El hombre del contrabajo no sabe que ha quedado inmóvil, perpetuado entre los marcos invisibles del plano. No levanta la vista, apenas cambia la posición de sus piernas, acomoda el cuerpo y continúa como si el mundo no existiera. Permanece absorto mientras, una y otra vez, el hombre de la cámara presiona el obturador.
El hombre de la cámara fotográfica necesita algo más. Le parece interesante que a aquella hora indefinida de la tarde, en un portal sin historia, un hombre se aferre a la lija para tratar de quitarle las arrugas al instrumento. Pero precisa más que aquella tozudez contenida en un plano medio. Quiere atrapar en un primerísimo plano la incertidumbre de si aquellas son las arrugas del contrabajo, o las del luthier.
El hombre del contrabajo, en tanto, sigue haciendo coincidir el pedazo de papel rugoso contra la madera empecinada, y no entorna la mirada, ni siquiera cuando el lente se acerca, desafiante. Pasa la lija y luego pasa la mano callosa que, no obstante, conserva blandas las yemas de los dedos y todavía sienten. Roza levemente la superficie solo para confirmar que no ha terminado.
El hombre de la cámara no quiere pronunciar palabras porque sospecha que al hacerlo rompería el conjuro. Todavía no es la imagen que busca, mas cree que en algún momento llegará el premio a su paciencia. La fotografía, piensa, a veces es un ejercicio de rapidez ante lo fugaz, pero otras es de espera, ante lo definitivo.
El hombre del contrabajo no sabe nada de música. Mirado desde la distancia de un plano general, parecería, sin embargo, que sí, que desentraña el amasijo de las claves de sol y las corcheas dibujadas sobre el pentagrama, que puede hilvanar una nota y otra, y otra. Pero no. Digamos que puede bailar, eufemísticamente hablando puede bailar, puede mover los pies, pero sin mucho ritmo, digamos que es una especie de sordo musical. Aprendió el oficio de reparar instrumentos, pero artista no es.
El hombre de la cámara tampoco sabe de música, ni de reparar instrumentos, ni de sentir bajo los dedos el alma de un contrabajo, mas tiene la convicción de que es artista. Dispara y mira con insistencia el display de la vieja Canon que lo acompaña desde hace tanto y, acaso, se detiene un segundo para acariciarla, cuando vuelve a la carga, a apretar el obturador.
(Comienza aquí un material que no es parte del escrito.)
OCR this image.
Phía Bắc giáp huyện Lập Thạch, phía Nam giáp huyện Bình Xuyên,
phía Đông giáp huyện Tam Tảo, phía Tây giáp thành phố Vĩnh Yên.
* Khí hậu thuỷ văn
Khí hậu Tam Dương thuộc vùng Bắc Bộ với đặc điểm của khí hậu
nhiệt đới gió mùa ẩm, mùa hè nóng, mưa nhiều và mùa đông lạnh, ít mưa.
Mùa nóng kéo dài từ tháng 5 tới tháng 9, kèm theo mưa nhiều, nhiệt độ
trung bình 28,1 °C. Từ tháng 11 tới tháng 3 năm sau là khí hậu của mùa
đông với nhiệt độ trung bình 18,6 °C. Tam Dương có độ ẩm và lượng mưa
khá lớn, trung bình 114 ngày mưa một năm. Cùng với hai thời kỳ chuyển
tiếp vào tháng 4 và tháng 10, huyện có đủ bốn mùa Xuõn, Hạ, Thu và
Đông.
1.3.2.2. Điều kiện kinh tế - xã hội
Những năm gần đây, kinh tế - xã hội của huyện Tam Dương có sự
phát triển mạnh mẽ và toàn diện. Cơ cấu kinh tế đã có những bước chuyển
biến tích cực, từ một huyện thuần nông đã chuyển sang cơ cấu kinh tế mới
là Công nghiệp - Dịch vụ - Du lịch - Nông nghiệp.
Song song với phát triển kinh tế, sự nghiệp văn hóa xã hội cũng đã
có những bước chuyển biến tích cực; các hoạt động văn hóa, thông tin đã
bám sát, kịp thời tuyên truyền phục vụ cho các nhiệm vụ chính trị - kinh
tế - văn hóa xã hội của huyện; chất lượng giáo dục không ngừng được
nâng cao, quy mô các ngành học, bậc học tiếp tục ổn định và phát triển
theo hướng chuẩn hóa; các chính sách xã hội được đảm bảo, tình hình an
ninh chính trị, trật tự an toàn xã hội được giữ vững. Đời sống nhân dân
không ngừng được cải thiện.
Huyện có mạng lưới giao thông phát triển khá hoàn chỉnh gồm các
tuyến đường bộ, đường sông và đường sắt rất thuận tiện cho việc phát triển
Se mueve, cambia de ángulo, toma distancia, regresa.
El hombre que lija el contrabajo no conoce la diferencia entre una negra y una blanca, a no ser cuando se trata de mujeres. En el pasado debió tenerlas, de todos los colores. Pero eso fue antes. Ahora se conforma con las curvas del contrabajo, que yace en el piso, soportando el papel rugoso contra su piel, porque dicen, la belleza cuesta.
El hombre de la cámara se da por vencido y la apaga. Rumia en silencio la frustración de no tener la imagen que buscaba y ya se va a un plano general cuando el luthier pasa una mano por la cintura del contrabajo y con la otra le sostiene el cuello, lo levanta del suelo, lo aprieta contra su pecho, y por primera vez en su vida siente que entiende la música, que le entran los acordes desde la planta de los pies y baila, baila, baila… Un contrabajo es una mujer, en alguna parte, alguna vez.
El hombre del contrabajo baila y el hombre de la cámara lo mira, sin apretar el obturador.